LA PINTADA
Il y a une petite auberge au village de San Francisco, style refuge de montagne, très bien tenue, financée par l’Espagne comme on peut le lire sur le mur de la grande salle ; nous y passons une nuit, déjà partis dans cet autre monde qu’est la Sierra …
Génial la randonnée avec des ânes qui portent tout ! … ou presque tout : ils nous laissent le poids des ans !
Nous partons donc, avec Ricardo notre guide sur la mule, deux ânes, et nous derrière. Nous aurions pu prendre des mules, mais vus les précipices qui nous attendent et vu qu’elles n’en font qu’à leur tête , tout comme les ânes d’ailleurs , nous n’entrons pas dans le débat et choisissons la marche à pied. Rapidement nous reprenons aux ânes l’eau et le sac photos, ça c’est le poids de la liberté.
Après une heure de marche sur le plateau, à 1100 mètres d’altitude, entre les chèvres et les cactus nous entamons la descente vers l’arroyo de San Pablo.
Le sentier est tout en S, à chaque courbe le panorama est plus beau…
Arrivés en bas nous laissons les affaires et les bêtes à l’emplacement de notre campement pour continuer dans le fond du canyon , en suivant le lit de la rivière pendant une heure et demie.
Il fait bien chaud !
Quand on commence à voir un filet d’eau c’est qu’on approche des grottes : la Cueva de las Flechas et la Cueva La Pintada …

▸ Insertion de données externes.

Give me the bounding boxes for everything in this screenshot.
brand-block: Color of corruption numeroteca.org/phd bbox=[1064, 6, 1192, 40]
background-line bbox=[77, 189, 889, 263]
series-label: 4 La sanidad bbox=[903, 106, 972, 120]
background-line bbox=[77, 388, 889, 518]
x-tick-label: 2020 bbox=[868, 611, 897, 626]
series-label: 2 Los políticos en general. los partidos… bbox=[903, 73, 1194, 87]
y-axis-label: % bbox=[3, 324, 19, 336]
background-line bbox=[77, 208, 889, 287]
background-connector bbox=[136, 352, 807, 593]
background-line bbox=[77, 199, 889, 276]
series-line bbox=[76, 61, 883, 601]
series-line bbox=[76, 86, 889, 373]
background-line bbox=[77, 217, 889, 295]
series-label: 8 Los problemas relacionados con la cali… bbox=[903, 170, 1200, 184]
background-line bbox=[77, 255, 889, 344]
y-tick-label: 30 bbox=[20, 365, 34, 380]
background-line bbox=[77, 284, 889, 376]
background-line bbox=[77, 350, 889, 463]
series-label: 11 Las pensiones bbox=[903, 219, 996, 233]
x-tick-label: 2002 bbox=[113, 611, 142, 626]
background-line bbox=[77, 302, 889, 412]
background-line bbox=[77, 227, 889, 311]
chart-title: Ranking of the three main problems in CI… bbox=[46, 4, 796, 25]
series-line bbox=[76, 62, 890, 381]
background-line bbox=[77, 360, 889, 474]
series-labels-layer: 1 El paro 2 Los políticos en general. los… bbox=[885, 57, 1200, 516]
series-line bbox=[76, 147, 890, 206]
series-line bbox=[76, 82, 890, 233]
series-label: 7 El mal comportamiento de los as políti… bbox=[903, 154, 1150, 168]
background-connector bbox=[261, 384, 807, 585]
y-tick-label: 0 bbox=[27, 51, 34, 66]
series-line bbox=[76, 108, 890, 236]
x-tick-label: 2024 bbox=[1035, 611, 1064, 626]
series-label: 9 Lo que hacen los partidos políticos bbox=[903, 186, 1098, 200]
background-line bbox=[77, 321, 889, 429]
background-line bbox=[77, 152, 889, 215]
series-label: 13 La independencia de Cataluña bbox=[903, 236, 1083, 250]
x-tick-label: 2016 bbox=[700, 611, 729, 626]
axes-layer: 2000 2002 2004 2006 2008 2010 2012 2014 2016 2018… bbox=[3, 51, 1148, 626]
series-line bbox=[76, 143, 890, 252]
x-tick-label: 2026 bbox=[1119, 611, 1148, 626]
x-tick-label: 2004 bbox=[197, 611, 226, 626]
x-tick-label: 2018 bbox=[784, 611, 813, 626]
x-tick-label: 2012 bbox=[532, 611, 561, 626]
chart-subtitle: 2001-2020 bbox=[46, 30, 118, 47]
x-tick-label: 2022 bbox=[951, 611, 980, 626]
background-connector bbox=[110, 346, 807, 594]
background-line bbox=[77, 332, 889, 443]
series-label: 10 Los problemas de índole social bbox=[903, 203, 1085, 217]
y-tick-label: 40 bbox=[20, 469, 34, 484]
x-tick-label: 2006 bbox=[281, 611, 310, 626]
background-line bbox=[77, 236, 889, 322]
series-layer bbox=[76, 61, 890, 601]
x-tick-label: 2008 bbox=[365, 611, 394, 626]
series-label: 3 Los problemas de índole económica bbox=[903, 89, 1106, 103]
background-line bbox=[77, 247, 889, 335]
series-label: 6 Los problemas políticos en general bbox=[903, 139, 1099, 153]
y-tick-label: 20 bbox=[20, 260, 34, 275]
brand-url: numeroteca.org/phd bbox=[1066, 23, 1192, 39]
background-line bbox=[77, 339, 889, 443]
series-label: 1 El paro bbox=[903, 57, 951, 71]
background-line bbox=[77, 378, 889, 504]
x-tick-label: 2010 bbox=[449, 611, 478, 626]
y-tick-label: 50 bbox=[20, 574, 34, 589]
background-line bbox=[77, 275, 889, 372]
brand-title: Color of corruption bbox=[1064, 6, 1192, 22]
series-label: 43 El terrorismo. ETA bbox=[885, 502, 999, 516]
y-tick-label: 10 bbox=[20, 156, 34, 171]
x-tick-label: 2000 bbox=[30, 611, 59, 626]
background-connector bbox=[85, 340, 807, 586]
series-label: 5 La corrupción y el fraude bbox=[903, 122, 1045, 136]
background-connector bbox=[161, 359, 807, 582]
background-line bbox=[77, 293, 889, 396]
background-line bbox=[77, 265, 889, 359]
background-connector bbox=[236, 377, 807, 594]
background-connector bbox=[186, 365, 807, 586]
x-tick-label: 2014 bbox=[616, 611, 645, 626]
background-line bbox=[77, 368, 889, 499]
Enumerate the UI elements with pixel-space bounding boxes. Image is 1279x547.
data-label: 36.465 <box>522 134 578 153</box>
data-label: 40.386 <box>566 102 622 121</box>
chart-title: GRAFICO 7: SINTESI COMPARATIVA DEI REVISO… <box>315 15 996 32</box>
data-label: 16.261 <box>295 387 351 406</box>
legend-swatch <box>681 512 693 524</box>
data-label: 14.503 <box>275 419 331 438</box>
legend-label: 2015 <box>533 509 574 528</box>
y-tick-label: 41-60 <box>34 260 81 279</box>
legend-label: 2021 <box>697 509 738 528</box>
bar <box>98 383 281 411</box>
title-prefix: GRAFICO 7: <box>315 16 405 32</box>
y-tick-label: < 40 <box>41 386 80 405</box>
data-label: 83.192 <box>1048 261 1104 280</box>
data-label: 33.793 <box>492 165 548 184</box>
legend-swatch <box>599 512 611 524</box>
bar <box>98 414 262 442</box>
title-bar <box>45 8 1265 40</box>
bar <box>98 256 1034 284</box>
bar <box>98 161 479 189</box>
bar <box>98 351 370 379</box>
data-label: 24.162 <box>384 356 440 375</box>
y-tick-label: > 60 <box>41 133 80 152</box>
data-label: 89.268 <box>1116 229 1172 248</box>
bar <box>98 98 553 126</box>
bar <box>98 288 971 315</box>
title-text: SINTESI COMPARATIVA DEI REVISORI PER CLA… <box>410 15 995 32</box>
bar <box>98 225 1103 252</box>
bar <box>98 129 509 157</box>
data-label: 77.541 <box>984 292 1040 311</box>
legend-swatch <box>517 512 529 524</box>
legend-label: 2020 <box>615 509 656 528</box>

Dans cette fournaise des entrailles du monde une petite source jaillit des rochers, limpide, timide, imperturbable, elle coule à longueur d’année confirme Ricardo .Nos ancêtres le savaient , qui il y a 7000 ans s’installaient là et prenaient le temps de raconter leur vie sur les plafonds des cavernes.
Sur 150 mètres de long une cavalcade d’animaux et personnages géants .Peints en rouge noir et jaune sur le plafond d’une caverne en aplomb au-dessus de cette petite source.
Un tel panorama devait inspirer la grandeur.
Pour qui pour quoi ? Le mystère de ces peintures reste entier. Art monumental qu’on appelle « El gran mural » et qu’on attribuait au peuple amérindien Guatchimi venu du Nord en leur donnant entre 2000 et 3000 ans d’âge. Ceci était vrai jusqu’en 2002, lorsque des études ont prouvé qu’elles remontaient à 7000 ans et plus. Le mystère continue !
D’autant plus qu’il y a des centaines de peintures rupestres à travers toute la Basse Californie ! Incroyablement conservées elles ont été inscrites au Patrimoine mondial de l’UNESCO en 1993.
Au XVIII° siècle les indiens Cochimis avaient bien révélé aux missionnaires l’existence de peintures faites par des géants qui auraient appartenu à un peuple ancien disparu…Peut-être disaient-ils cela parce que les peintures sont monumentales et haut perchées ?
Un ingénieur chimiste français , employé à la mine de Santa Rosalia, Léon Diguet fut le premier à explorer la Sierra en 1890 et à écrire sur ces peintures rupestres.
En 1962 on s’y intéresse à nouveau lorsque qu’un écrivain américain, Gardner, découvre la spectaculaire cave de La Pintada.
Toute la faune de la région est là : baleine, cerfs, coyotes, vautours, lièvres…Les hommes lèvent les bras : est-ce une danse ? un rite ? déjà le « haut les mains! » ??
Réalisées sur plusieurs époques, ces peintures préhistoriques montrent des techniques de dessin avancées, qui se perfectionnent avec le temps.
Superposition des sujets. Contours noir ou blanc. Dessin des sujets plus élaboré : cornes des cerfs.
On suppose que les artistes utilisaient des échaffaudages .
Comme aux Marquises on voit des trous dans la roche où on pilait et mélangeait les pigments ici d’origine minérale. On n’est pas loin du volcan Tres Virgines . Le noir provient de l’oxyde de manganèse, le blanc du gypse, le rouge et le jaune de l’oxyde de fer.
Retour vers notre campement à la fraîche.
Actuellement une famille vit sur l’ arroyo ( ruisseau) San Pablo , là où nous avons posé nos affaires. Ils élèvent des chèvres et cultivent des arbres fruitiers grâce à un système d’irrigation. Les deux fils nous apportent de l’eau et restent à bavarder avec Ricardo, dans un patois dur à comprendre. Du fond de notre tente nous entendons beaucoup de rires et d’histoires de mules. Puis le silence tombe au fond du canyon, la magie des lieux nous enveloppe tous.
Je n’ai même pas pensé à faire une photo de nous sous la tente pour mettre dans les annales familiales !
Au petit matin nous entamons bravement la remontée. On a encore la fraicheur de la nuit et une belle lumière.